Brain disorders in children constitute a diverse group of neurological conditions that disrupt normal cognitive, motor, and emotional development. These disorders, often resulting from genetic abnormalities, environmental exposures, or perinatal injuries, include epilepsy, cerebral palsy, autism spectrum disorder, attention-deficit/ hyperactivity disorder, and neurogenetic conditions such as Rett syndrome and Fragile X syndrome. This review aims to explore the molecular basis, clinical manifestations, diagnostic tools, and therapeutic strategies associated with pediatric brain disorders. A systematic review of contemporary research literature was conducted, with a focus on genetic studies, neuroimaging advancements, and the role of diagnostic tools such as electroencephalography and magnetic resonance imaging in early detection and management.

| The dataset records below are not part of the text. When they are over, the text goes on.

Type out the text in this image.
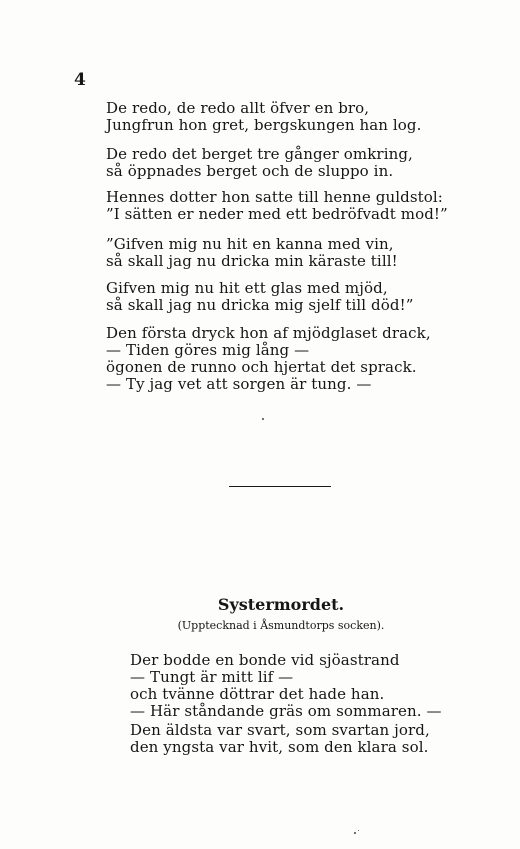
4

De redo, de redo allt öfver en bro,
Jungfrun hon gret, bergskungen han log.

De redo det berget tre gånger omkring,
så öppnades berget och de sluppo in.

Hennes dotter hon satte till henne guldstol:
”I sätten er neder med ett bedröfvadt mod!”

”Gifven mig nu hit en kanna med vin,
så skall jag nu dricka min käraste till!

Gifven mig nu hit ett glas med mjöd,
så skall jag nu dricka mig sjelf till död!”

Den första dryck hon af mjödglaset drack,
— Tiden göres mig lång —
ögonen de runno och hjertat det sprack.
— Ty jag vet att sorgen är tung. —

Systermordet.
(Upptecknad i Åsmundtorps socken).

Der bodde en bonde vid sjöastrand
— Tungt är mitt lif —
och tvänne döttrar det hade han.
— Här ståndande gräs om sommaren. —

Den äldsta var svart, som svartan jord,
den yngsta var hvit, som den klara sol.
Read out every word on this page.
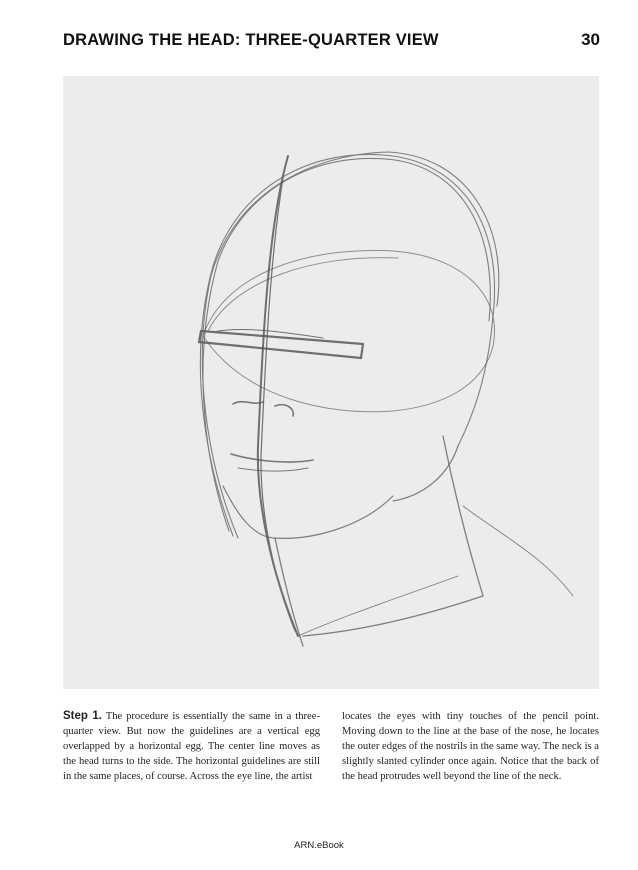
DRAWING THE HEAD: THREE-QUARTER VIEW	30

Step 1. The procedure is essentially the same in a three-quarter view. But now the guidelines are a vertical egg overlapped by a horizontal egg. The center line moves as the head turns to the side. The horizontal guidelines are still in the same places, of course. Across the eye line, the artist

locates the eyes with tiny touches of the pencil point. Moving down to the line at the base of the nose, he locates the outer edges of the nostrils in the same way. The neck is a slightly slanted cylinder once again. Notice that the back of the head protrudes well beyond the line of the neck.

ARN.eBook
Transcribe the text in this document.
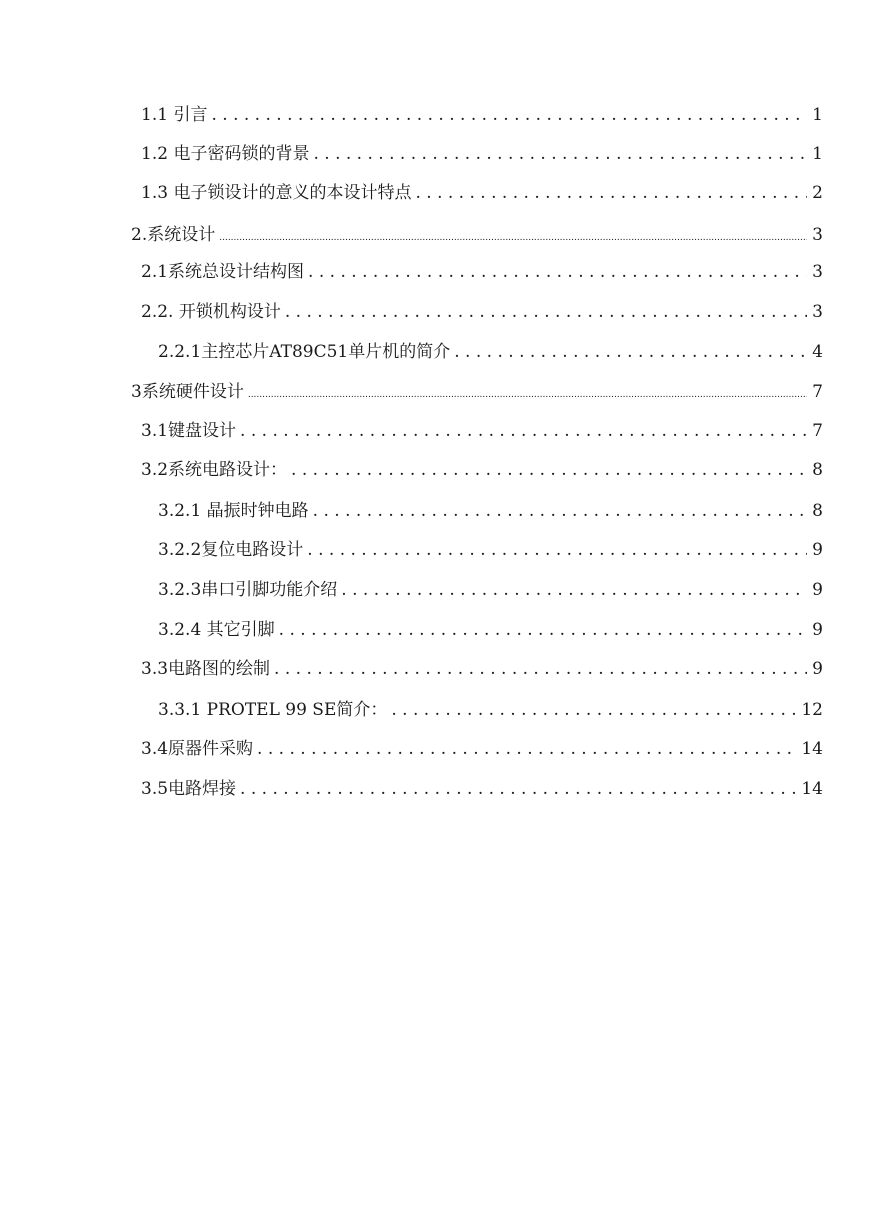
1.1 引言 . . .	1
1.2 电子密码锁的背景 . . .	1
1.3 电子锁设计的意义的本设计特点 . . .	2
2.系统设计 .....	3
2.1系统总设计结构图 . . .	3
2.2. 开锁机构设计 . . .	3
2.2.1主控芯片AT89C51单片机的简介 . . .	4
3系统硬件设计 .....	7
3.1键盘设计 . . .	7
3.2系统电路设计： . . .	8
3.2.1 晶振时钟电路 . . .	8
3.2.2复位电路设计 . . .	9
3.2.3串口引脚功能介绍 . . .	9
3.2.4 其它引脚 . . .	9
3.3电路图的绘制 . . .	9
3.3.1 PROTEL 99 SE简介： . . .	12
3.4原器件采购 . . .	14
3.5电路焊接 . . .	14
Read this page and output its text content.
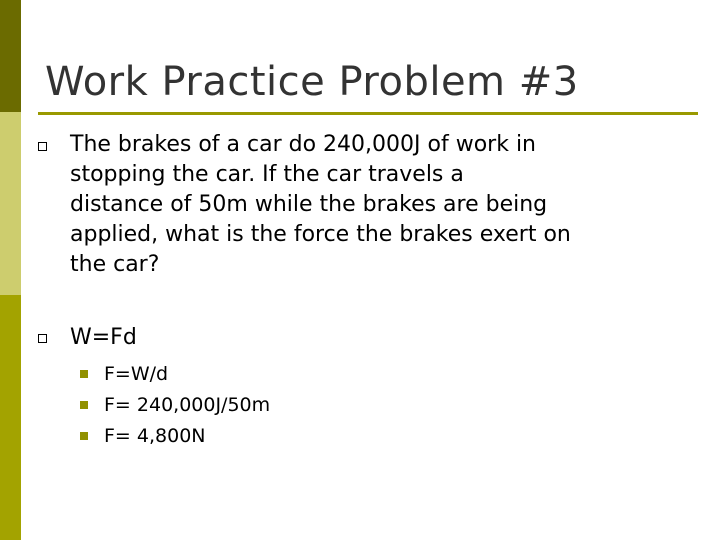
Work Practice Problem #3
The brakes of a car do 240,000J of work in
stopping the car. If the car travels a
distance of 50m while the brakes are being
applied, what is the force the brakes exert on
the car?
W=Fd
F=W/d
F= 240,000J/50m
F= 4,800N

The findings emphasize that early and
accurate diagnosis, enabled by advances in neuroimaging and genetic testing, is critical for effective intervention and better outcomes. While current treatments are largely symptomatic and supportive, a deeper understanding of the molecular and genetic mechanisms has opened avenues for more precise and personalized therapies. These insights are transforming care approaches, aiming not only to manage symptoms but also to improve long-term quality of life for children and their families affected by developmental brain disorders.